立ち向かう戦士達は、それに何とか拮抗していた。
「死にたくないっつーのっ!?やめてよっ」
「そうかッ!!死にたいのかッ!!」
「人の話ィ!聞けやっ!」
戦う戦士達は誰もが平均以上の力量を有していて、決して有象無象などではない。それどころか。

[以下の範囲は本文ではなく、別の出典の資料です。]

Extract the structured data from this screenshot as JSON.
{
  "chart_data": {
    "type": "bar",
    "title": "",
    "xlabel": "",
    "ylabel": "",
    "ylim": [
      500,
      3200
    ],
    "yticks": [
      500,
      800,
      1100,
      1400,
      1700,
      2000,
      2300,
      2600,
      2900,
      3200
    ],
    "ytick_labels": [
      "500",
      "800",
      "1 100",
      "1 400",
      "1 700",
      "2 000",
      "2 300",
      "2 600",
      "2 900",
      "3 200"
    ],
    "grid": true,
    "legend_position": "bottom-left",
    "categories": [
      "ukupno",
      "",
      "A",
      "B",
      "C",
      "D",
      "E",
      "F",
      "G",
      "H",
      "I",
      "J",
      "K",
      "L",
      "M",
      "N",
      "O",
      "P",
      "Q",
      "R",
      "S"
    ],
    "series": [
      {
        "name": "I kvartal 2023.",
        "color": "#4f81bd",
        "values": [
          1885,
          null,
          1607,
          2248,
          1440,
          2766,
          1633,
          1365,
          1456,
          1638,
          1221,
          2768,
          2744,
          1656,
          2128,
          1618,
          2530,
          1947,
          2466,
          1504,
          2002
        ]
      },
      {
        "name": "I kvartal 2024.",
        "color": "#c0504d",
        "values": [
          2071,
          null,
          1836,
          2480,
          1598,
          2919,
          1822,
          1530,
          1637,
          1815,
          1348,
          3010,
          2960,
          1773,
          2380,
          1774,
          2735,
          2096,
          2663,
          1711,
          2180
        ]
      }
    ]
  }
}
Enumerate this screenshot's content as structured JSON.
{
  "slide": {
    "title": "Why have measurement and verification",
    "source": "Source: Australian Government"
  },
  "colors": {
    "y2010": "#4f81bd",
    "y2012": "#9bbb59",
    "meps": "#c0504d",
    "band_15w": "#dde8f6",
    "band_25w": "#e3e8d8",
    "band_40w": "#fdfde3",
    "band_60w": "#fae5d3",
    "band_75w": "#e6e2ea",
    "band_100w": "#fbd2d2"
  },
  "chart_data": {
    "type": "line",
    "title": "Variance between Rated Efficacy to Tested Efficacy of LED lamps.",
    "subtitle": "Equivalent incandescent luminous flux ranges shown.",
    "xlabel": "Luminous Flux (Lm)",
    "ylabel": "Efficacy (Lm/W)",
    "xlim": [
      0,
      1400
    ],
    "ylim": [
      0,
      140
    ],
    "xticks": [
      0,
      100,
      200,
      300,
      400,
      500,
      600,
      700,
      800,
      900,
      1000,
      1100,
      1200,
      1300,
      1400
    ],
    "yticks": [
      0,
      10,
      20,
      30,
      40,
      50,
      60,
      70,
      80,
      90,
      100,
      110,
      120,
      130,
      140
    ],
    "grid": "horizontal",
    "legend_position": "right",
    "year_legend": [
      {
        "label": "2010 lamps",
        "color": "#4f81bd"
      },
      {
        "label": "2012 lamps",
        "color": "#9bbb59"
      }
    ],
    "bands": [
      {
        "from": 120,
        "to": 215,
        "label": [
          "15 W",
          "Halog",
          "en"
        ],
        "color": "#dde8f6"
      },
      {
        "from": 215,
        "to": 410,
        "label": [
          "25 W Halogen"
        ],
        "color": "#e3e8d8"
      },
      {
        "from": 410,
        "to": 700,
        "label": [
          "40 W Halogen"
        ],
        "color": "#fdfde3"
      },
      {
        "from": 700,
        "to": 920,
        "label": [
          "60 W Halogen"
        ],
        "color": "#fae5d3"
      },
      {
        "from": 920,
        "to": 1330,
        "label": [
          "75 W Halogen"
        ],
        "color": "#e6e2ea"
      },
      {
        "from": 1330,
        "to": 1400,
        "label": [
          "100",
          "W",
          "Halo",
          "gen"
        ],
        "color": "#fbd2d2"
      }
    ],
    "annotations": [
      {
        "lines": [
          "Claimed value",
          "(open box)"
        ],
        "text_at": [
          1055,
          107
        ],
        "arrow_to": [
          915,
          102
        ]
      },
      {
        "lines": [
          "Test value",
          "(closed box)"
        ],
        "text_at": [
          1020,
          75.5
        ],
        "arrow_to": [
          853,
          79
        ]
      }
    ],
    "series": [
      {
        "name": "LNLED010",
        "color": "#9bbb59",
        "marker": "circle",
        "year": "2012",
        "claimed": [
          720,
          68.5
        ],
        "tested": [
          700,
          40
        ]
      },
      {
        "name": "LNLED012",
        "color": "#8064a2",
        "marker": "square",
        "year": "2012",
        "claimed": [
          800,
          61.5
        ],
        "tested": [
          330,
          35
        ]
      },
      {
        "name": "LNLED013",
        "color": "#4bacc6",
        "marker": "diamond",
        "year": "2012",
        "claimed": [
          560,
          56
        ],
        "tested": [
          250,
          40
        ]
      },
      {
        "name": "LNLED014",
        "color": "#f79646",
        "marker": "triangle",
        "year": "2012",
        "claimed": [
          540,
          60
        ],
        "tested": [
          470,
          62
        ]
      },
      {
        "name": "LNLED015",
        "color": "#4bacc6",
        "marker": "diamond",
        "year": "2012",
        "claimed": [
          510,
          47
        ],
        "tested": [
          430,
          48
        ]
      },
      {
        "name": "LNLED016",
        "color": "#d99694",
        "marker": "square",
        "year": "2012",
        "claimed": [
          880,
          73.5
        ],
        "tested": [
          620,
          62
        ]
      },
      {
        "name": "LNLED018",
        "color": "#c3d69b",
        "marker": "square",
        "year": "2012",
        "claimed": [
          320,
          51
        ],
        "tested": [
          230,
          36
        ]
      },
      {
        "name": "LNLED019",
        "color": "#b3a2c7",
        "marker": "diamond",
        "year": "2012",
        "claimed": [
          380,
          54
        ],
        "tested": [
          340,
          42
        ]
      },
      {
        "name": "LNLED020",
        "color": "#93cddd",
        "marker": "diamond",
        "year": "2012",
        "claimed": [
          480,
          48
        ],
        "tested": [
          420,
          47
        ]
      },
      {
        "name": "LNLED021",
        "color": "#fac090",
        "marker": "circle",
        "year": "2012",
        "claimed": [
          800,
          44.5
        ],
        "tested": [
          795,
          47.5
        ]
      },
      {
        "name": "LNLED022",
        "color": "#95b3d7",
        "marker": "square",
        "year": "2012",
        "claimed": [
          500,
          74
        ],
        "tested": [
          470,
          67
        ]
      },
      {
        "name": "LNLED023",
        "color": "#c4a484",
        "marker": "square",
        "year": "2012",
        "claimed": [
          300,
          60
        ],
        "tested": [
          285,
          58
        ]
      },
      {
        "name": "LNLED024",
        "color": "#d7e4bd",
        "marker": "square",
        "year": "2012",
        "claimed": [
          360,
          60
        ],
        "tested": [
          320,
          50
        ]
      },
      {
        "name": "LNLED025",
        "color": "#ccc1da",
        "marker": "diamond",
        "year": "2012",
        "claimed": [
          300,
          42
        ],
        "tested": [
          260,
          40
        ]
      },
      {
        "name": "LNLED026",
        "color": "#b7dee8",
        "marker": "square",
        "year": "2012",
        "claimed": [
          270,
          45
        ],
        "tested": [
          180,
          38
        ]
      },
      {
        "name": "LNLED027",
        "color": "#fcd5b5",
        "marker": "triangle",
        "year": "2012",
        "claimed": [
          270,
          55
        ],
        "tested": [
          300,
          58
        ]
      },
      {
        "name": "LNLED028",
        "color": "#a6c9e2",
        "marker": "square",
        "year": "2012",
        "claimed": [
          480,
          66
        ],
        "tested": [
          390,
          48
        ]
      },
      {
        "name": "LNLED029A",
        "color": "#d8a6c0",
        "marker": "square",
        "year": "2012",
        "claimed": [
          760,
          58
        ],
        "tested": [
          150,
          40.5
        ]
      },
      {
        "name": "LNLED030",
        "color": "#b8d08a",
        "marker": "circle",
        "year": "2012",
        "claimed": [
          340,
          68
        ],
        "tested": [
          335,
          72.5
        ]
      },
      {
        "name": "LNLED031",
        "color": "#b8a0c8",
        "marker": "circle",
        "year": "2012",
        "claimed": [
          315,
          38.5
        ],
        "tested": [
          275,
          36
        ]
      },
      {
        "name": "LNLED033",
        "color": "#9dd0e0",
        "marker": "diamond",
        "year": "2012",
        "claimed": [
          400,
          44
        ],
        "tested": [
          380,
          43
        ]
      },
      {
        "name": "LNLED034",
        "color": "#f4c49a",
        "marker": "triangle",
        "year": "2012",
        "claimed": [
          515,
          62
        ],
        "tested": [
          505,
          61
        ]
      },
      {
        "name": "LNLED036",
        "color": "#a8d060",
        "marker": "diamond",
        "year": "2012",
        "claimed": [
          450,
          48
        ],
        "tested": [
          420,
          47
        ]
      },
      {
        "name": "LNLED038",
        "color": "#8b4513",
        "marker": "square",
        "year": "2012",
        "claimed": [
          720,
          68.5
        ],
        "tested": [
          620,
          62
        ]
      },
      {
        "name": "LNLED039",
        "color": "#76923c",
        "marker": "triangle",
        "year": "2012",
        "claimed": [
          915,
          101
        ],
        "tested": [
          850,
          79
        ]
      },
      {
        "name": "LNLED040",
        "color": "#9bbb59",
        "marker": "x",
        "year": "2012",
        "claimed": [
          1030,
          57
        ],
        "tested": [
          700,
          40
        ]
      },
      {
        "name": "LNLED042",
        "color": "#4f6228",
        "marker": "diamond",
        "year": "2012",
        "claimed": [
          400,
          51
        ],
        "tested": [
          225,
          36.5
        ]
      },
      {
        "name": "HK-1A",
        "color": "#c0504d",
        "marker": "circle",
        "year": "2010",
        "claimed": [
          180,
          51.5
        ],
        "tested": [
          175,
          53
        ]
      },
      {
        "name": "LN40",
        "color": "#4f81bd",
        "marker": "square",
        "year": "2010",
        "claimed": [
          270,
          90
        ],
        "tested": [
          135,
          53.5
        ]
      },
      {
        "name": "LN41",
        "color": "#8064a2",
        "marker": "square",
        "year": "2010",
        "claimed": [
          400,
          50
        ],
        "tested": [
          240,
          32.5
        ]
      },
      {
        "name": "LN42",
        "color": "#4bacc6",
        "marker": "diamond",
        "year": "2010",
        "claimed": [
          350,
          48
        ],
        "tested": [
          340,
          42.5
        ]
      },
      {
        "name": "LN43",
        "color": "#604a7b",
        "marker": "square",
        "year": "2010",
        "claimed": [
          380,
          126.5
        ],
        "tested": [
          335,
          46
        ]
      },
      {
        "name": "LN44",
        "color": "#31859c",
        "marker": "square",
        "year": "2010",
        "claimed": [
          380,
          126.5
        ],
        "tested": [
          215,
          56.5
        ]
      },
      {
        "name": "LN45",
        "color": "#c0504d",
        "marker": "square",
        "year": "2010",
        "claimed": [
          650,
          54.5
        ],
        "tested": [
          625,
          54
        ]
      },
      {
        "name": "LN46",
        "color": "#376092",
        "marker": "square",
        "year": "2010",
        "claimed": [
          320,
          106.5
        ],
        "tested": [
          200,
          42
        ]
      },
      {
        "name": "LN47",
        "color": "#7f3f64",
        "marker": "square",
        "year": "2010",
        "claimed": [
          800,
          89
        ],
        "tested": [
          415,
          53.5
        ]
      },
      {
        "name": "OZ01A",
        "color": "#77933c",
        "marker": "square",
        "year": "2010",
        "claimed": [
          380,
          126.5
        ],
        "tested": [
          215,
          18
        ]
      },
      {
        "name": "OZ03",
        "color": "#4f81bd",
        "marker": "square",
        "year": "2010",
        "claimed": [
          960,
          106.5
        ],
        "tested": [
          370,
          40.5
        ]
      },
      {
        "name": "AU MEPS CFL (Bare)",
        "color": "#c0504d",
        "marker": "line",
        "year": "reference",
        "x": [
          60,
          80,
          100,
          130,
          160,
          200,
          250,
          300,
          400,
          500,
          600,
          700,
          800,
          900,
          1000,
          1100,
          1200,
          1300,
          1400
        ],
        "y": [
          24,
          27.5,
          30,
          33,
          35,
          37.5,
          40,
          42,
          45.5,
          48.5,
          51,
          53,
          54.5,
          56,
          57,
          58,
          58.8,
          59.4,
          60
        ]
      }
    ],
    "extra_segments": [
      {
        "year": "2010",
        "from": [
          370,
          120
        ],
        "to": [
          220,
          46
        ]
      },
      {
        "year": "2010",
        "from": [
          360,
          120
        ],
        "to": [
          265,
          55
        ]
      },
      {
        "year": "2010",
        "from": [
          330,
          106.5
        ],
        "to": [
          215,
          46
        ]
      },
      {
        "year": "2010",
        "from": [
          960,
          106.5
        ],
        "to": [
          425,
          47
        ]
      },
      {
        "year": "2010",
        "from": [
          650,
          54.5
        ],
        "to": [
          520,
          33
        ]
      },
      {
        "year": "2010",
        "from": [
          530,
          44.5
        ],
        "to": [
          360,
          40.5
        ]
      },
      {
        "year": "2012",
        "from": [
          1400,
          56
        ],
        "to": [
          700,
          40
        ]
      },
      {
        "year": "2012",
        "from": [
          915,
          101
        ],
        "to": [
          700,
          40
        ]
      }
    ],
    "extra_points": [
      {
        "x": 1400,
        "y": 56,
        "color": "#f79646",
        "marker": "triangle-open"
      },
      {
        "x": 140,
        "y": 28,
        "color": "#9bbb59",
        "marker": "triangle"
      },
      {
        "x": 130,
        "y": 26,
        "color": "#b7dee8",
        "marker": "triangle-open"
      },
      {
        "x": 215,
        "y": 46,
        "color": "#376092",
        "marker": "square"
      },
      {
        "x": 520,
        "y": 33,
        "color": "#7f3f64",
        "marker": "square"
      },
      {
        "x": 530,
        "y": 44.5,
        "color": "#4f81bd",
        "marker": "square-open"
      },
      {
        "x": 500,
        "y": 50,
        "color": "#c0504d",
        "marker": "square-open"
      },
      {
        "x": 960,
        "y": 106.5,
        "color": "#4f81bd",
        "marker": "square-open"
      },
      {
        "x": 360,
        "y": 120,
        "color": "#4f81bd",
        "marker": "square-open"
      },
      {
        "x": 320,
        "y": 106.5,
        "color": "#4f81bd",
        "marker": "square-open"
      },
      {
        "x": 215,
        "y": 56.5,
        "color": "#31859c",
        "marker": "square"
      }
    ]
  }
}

「はぁっ!はっ!なんなのッ!?なんなのよッ!?あいつッ!?」
「わたしの盾が……」
殿堂入り選手、弓使いメリッサ。盾使いメイ。
「くそったれッ!」
彼女等に匹敵した力を持つ、アックス・ゴンザレス。
「マルスっ!まだやれるかっ」
「行けるっ!そっちこそどうだっ!ロックルッ!」
戦士マルスと、漆黒の髪の男・ロックル。両者は第一団の制服を擦り切らしながら、先二人と同等、もしくは上回る力量を発揮して拳を放っている。
「私もっ!」
「やれるさっ!」
「ごめん、ちょっときつい」
他にも三名の兵を加えて、突出した戦士達は怪物相手に抗っていた。
「くたばれェッ!!【形】を乱す、欠陥共がァッ!!!」
そうだ。これだけの戦士が揃っていながら。抗うことしか出来ていなかった。
誰か一人でも欠けたら、致命的な状況。
徐々に死へ引き寄せられるのを、戦士達は感じていた。
「――」
そんな状況に――希望の一矢が放たれる。
男は友の死を確認し、骸の近くで立ち上がった。
「……!」
彼は虹色の輝きを迸らせながら、右拳を固く握る。
(――ジュア)
胸中で渦巻く想いは、如何なるものか。
「お、ああああアアァッッ!!」
熱き叫びと共に、足を全速で動かす。
「ジン太ッ!!」
放たれた声。それすら度外視する程に、気力を漲らせるジン太。
一歩に全霊を込めるが如き、魂の走り。
「ぬうッ!?」
斧を振るい、敵と床を吹き飛ばすクルトに向かって一直線に、加速は増していき。
「――あああアアァッッ!!」
努力の煌めきは炸裂し、怪物の胸当て部分に叩き付けられた。
元々刻まれていた罅が広がり、それは砕け散り。
「まだだアァッッ!!」
確かな手応え。
先の肉体に、虹色の一矢は突き刺さった。
「……ほうッ!!見事な気力ッッ!大した若者だッ!!」
「ッッ!?」
あまりにも強靭過ぎる胸筋は、希望の矢が突き刺さるのを許さない。
クルトは笑みを浮かべ、聞いてもいない評価を下す。
「だがッ!!【努力】が足りんわァッ!!欠陥者アァッ!!!」
「――――ごべばぶるりゅるちィッッッ!!?」
返された一撃。
叩き折られた矢は、奇声と共に空中へ。
鼻血を撒き散らしながら、頭から垂直に床に激突。
「へはッ」
間抜けな声を発して、再び倒れ伏した。